Chacune de nos manifestations réprimées sert d’annonce publicitaire pour la promotion de l’équipement des forces de « l’ordre ». Parmi ledit équipement, on trouve notamment la matraque télescopique ou le tonfa (censé être un « bâton de défense ») et la gazeuse pour les armes qui servent en cas de corps à corps, le canon à eau, la grenade lacrymogène, la grenade de désencerclement, la grenade assourdissante et les flashball et LBD pour les armes de distance. A noter également qu’outre ce matériel visible, il est fréquent que dans les zones particulièrement tendues, comme les ZAD par exemple, du matériel blindé de l’armée n’est pas loin, pour le cas où… La police française n’est pas seule à être friande de ces armes de répression. Ainsi, les grenades assourdissantes fabriquées en France se retrouvent également à Montréal, où la police en a fait un usage durement ressenti par les manifestants. Les grenades lacrymogènes, quant à elles, ont amplement servi en Turquie (lutte contre un projet urbain) et en Tunisie (chute de Ben Ali). Par ailleurs, l’entreprise Verney-Carron, qui fabrique les flashball, se targue de vendre de plus en plus à l’étranger. Ainsi, des négociations sont en cours (voire achevées) avec le Portugal, la Slovaquie, la Slovénie, le Maroc, le Sénégal, l’Indonésie, la Thaïlande, le Cameroun… La police mexicaine en est désormais dotée, dans ce pays où les manifestations ne cessent au sujet des 43 étudiants assassinés. De même que la police espagnole ; des manifestations massives avaient obtenu la suppression du modèle de flashball alors utilisé dans les armes de la police suite à de graves blessures causées par son utilisation. La décision de le remplacer par le modèle français n’a pas tardé.

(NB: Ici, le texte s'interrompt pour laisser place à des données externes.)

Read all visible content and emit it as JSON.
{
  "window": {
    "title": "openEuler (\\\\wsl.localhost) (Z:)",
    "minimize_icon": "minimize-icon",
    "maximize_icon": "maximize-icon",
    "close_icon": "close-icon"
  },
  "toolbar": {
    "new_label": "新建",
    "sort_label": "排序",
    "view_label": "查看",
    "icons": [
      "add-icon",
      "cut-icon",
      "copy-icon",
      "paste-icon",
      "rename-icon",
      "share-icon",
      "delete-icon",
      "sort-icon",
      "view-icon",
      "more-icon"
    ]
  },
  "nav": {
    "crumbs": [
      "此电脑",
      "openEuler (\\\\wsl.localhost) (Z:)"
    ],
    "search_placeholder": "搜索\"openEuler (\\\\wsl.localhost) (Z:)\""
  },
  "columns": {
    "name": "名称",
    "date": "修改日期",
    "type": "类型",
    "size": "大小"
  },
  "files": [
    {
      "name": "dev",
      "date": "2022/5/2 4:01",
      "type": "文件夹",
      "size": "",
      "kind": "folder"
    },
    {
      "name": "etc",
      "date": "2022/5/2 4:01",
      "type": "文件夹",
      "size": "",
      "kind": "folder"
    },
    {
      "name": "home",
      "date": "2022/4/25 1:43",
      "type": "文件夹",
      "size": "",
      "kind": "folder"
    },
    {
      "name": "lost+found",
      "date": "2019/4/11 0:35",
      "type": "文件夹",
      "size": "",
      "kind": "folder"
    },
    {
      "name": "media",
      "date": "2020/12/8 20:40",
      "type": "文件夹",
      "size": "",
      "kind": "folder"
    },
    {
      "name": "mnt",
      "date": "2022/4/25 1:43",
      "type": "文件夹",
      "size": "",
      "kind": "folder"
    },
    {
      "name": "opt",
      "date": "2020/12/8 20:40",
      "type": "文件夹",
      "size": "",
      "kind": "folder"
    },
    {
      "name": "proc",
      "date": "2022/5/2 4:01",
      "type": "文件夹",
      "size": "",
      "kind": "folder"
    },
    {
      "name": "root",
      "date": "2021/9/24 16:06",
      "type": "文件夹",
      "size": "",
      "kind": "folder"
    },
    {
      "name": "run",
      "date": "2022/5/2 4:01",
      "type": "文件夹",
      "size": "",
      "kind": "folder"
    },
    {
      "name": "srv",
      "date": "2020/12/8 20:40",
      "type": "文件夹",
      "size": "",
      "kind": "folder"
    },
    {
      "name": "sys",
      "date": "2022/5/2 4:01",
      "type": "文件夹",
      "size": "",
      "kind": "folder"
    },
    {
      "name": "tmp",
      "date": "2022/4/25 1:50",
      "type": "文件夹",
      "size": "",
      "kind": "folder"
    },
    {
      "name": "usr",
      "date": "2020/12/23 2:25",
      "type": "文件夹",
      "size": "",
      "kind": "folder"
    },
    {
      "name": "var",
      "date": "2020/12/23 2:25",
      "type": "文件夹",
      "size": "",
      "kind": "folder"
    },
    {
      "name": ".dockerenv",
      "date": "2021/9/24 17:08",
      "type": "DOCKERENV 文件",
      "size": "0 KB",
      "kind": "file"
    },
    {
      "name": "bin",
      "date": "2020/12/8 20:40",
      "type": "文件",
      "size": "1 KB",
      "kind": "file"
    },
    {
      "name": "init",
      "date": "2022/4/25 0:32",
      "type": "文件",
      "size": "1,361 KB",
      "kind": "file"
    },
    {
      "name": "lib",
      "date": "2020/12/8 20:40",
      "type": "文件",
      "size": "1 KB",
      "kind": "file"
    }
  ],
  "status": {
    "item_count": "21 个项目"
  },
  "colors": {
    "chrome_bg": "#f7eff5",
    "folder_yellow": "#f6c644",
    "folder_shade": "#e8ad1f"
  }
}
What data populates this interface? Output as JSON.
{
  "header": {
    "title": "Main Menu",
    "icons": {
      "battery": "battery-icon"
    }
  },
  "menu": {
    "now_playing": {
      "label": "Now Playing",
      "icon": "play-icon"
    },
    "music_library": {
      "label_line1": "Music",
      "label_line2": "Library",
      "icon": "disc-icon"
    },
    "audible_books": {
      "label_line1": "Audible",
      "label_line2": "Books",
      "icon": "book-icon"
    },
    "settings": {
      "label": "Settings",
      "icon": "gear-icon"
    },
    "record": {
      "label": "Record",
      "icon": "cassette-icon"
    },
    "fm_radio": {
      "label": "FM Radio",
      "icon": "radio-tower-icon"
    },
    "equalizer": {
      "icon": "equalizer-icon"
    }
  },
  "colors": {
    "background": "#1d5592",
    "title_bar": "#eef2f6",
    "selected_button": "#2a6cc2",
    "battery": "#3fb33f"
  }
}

A noter que cette transmission d’armes de répression des mouvements sociaux par l’Etat français ne date pas de l’invention du flashball. En effet, l’ancêtre de cette arme, à savoir le fusil à balles en caoutchouc fabriqué par l’entreprise Paul Barril, a été vendu à des pays comme Israël et la Grande-Bretagne, non sans dégâts. Le 27 septembre 1996, au cours d’une manifestation, 3 palestiniens ont été tués et une quarantaine blessés, surtout à la tête, par les forces armées israéliennes. Or, Israël jure que seules des balles en caoutchouc ont été tirées. Les forces indépendantistes progressistes d’Irlande du Nord ont, elles aussi, subi durement la répression avec ces fusils, qui ont causé la mort des plusieurs de ses membres. Le flashball et le LBD sont une version moins mortelle, certes. S’il est vrai que les balles réelles sont autrement plus mortelles et que leur abandon n’est (ou ne serait, selon les Etats) pas à pleurer, il importe néanmoins de s’interroger sur l’armement des forces de l’ordre, dit « non-létal » ou «à létalité atténuée ». D’une part, user de ce type de qualificatif amène à minimiser les blessures, mutilations voire les morts causés par ces armes. Par ailleurs, justement, chaque mort et mutilation dont la responsabilité incombe à l’usage d’armes « non-létales » devrait soulever l’indignation, puisqu’on nous répète bien qu’elles ne sont pas néfastes pour les individus. En outre, les mutilations contreviennent au principe d’intégrité physique des individus proclamé par diverses conventions internationales (comme la Convention européenne des droits de l’homme et des libertés fondamentales), ce qui laisse penser que les contourner est chose aisée même pour les « démocraties ». Enfin, alors même que l’Etat français se targue d’équiper ses forces de police d’armes « à létalité réduite », il n’a aucun scrupule à vendre des armes dont la létalité ne fait aucun doute mais beaucoup de cadavres, à des Etats qui ne s’occupent pas le moins du monde de masquer leurs crimes de masse intérieurs.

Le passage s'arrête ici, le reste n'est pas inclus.